Page MenuHomePhabricator

Reimport image recommendation data into search index
Closed, DeclinedPublic

Description

In T285817: Add an image: load static file to search index a list of pages which have image recommendations have been imported into the search index (as recommendation.image weighted tags) for use by the GrowthExperiments suggested edits feature. Initial versions of the suggested edits code can't handle infoboxes; our plan was to filter these out via additional search terms. Unfortunately we have found (T291232: Add an image: exclude certain articles ) that the number of infobox templates is too large for that, even taking into account that some infobox templates reuse others as building blocks. So unfortunately we need to rethink our approach.

The script that generated the list of pages can deal with infoboxes (the exact logic is: find wikidata items which are "instance of: Wikimedia infobox template", follow the site links to the templates, exclude pages which transclude any such template). So one possible option we'd like to discuss is regenerating the list and redoing the import. (The existing index entries would have to be deleted first, presumably.)

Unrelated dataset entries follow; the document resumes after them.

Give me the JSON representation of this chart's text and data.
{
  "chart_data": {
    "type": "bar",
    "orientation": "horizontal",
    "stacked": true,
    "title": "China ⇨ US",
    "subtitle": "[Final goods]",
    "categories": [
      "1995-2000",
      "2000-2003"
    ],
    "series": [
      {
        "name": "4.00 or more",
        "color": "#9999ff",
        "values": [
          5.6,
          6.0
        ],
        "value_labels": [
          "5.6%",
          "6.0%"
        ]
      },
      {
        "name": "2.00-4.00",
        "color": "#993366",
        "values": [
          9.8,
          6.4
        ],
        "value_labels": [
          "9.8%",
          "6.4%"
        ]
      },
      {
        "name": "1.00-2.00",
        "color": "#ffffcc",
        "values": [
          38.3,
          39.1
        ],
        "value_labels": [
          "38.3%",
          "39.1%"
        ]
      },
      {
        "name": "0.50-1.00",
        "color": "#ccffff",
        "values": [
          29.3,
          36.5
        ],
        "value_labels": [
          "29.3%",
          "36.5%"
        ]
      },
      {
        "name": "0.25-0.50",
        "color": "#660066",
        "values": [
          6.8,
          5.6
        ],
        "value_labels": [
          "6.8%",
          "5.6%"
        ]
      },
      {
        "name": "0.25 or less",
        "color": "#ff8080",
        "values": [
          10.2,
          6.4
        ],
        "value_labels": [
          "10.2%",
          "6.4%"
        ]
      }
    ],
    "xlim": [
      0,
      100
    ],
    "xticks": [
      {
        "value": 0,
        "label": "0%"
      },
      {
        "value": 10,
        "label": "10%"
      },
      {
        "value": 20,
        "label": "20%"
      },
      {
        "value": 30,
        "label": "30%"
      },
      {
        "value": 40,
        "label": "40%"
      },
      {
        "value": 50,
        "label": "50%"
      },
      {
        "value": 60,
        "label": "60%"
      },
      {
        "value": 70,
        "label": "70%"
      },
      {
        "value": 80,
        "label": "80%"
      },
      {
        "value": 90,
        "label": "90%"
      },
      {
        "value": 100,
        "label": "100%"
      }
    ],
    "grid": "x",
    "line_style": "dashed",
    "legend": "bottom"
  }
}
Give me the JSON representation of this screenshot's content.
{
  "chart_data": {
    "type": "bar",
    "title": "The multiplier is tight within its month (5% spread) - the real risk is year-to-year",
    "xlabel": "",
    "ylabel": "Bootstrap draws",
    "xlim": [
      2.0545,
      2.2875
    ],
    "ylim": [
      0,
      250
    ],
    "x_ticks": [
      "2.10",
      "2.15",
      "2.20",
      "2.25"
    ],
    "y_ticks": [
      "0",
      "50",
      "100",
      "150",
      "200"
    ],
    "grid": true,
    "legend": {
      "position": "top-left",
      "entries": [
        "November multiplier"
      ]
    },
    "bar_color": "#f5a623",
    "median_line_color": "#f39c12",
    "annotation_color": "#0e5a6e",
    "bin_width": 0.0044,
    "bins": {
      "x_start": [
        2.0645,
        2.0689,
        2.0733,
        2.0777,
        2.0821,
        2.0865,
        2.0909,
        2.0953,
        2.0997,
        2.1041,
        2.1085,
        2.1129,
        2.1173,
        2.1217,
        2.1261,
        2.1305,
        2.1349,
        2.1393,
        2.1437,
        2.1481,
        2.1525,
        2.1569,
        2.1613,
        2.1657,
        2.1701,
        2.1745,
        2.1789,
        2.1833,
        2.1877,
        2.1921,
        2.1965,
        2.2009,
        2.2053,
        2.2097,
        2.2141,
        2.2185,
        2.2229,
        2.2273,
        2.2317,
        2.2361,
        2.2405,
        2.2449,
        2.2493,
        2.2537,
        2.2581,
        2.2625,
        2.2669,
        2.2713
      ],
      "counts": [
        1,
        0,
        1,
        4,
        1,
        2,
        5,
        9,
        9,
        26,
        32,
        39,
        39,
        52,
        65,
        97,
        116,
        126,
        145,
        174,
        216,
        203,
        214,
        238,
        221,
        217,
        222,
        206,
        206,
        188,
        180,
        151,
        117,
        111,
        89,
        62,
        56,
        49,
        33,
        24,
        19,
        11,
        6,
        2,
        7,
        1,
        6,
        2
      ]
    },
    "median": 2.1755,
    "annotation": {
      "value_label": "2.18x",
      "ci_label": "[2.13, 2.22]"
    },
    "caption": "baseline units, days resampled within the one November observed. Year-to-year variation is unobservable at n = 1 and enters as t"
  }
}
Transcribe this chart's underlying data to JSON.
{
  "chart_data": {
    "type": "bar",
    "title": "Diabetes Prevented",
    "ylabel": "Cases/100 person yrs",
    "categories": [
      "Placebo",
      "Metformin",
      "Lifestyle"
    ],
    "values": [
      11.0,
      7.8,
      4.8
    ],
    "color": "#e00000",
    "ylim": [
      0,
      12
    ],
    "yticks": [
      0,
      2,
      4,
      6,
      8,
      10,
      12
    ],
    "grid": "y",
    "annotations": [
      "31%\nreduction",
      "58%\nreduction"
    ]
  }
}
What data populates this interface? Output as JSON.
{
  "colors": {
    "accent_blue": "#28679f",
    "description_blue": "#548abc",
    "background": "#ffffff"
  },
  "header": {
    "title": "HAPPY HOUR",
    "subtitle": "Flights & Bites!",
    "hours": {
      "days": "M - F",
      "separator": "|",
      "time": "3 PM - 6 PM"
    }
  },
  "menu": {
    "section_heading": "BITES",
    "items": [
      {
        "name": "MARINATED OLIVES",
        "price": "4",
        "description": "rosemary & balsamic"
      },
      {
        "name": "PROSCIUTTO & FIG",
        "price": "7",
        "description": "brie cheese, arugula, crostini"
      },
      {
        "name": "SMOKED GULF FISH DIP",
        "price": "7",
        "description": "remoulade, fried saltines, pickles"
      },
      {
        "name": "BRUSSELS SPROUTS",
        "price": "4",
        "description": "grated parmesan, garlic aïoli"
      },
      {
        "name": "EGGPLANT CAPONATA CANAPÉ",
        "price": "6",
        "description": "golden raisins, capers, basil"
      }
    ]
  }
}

This is somewhat suboptimal in that we couldn't change the list of infobox templates over time, and in that an article might start or stop using an infobox over time, and this would be a one-time import so it couldn't follow that; but we can deal with that much discrepancy.

The other idea we could come up (preferred, if feasible) with is T292141: Add an image: search keyword for articles which have infoboxes.

Event Timeline

If we still have the old file we sent I believe that we can diff the two versions of the file (adding support for tag removal via the __DELETE_GROUPING__ magic word) and ship the delta (we could also go for a brute-force delete all re-add all I suppose). Having such possibility would allow to iterate again and possibly fix another problem in the future.

@Tgr , do you have a priority for this task? Want to make sure we're not blocking anything on your side.

We are hoping to get the application ready by the beginning of November so if it would be possible to get either this or T292141 done by that time, that would be great. If we go with T292141, we can probably write the code, but would like to get a review.